É claro que Clint Eastwood já dirigiu filmes muito melhores
que “A mula” (2018). Mas não deixa de ser um alívio que esse filme mais recente
não seja um equívoco das proporções do lamentável “15h17 – Trem para Paris”
(2018). “A mula” tem aquele tom crepuscular de “Gran Torino” (2008), em que a
velha persona de durão de Eastwood está desgastada pelo passar dos anos e
também pelas mudanças comportamentais e sociais que o mundo passou nas últimas
décadas. Assim, o protagonista Leo Sharp (Eastwood) se move em cena quase como
um dinossauro cansado, mas que ainda se permite algumas diversões e
transgressões. As velhas distinções entre o bem e o mal se mostram bem mais
nebulosas. Assim, o ato do personagem principal em colaborar com traficantes de
drogas tem conotações bastante ambíguas – sabe-se da violência e sordidez que
envolve esse “comércio”, mas para alguém que já está nos anos finais da
existência, o que interessa é conseguir uma grana para ajudar amigos e
familiares e ainda usufruir um pouco dos prazeres da vida. As consequências
sombrias do crime são previsíveis, mas Leo aceita o seu destino com resignação
e até dignidade. Em um país que boa parte dos cidadãos tem suas vidas
arruinadas pelos interesses do mercado, traficar alguns quilos de drogas não se
mostra um crime tão horrível assim.

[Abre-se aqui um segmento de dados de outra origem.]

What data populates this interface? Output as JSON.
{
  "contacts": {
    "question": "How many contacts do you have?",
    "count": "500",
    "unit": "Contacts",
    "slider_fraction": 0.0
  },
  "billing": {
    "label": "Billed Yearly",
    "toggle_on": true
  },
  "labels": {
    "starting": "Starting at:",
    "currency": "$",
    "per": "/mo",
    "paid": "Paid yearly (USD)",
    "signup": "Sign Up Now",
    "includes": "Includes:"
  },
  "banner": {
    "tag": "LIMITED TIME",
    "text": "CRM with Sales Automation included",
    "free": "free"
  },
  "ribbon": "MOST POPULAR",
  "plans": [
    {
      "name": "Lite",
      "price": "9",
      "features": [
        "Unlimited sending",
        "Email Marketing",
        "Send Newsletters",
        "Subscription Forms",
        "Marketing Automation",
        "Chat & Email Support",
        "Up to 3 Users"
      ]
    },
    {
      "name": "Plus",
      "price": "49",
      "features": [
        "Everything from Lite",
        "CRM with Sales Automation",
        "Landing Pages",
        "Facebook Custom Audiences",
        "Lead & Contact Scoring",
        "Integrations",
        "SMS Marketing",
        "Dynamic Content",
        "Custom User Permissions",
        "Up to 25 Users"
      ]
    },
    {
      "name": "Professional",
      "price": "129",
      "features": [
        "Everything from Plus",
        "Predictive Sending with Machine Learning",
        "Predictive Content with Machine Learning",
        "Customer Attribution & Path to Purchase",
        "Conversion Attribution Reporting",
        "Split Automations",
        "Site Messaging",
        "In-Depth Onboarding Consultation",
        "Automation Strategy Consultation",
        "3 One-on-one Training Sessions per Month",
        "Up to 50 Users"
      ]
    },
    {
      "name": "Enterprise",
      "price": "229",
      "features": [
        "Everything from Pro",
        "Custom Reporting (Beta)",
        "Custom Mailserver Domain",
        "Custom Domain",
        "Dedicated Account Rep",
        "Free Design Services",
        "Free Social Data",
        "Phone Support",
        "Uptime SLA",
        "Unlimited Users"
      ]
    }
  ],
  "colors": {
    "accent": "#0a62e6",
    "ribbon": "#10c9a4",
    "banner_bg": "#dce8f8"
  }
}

Uma constatação assim até surpreende quando
se pensa que Eastwood é um velho republicano convicto, mas é perfeitamente
coerente para o diretor que realizou filmes de forte complexidade moral como “Os
imperdoáveis” (1992) e “American sniper” (2015). Ainda que o roteiro de “A mula”
tenha algumas inconsistências e se volte por vezes para o melodrama excessivo,
a narrativa de talhe clássico e a encenação serena concebidas por Eastwood
tornam a obra uma experiência cativante e memorável.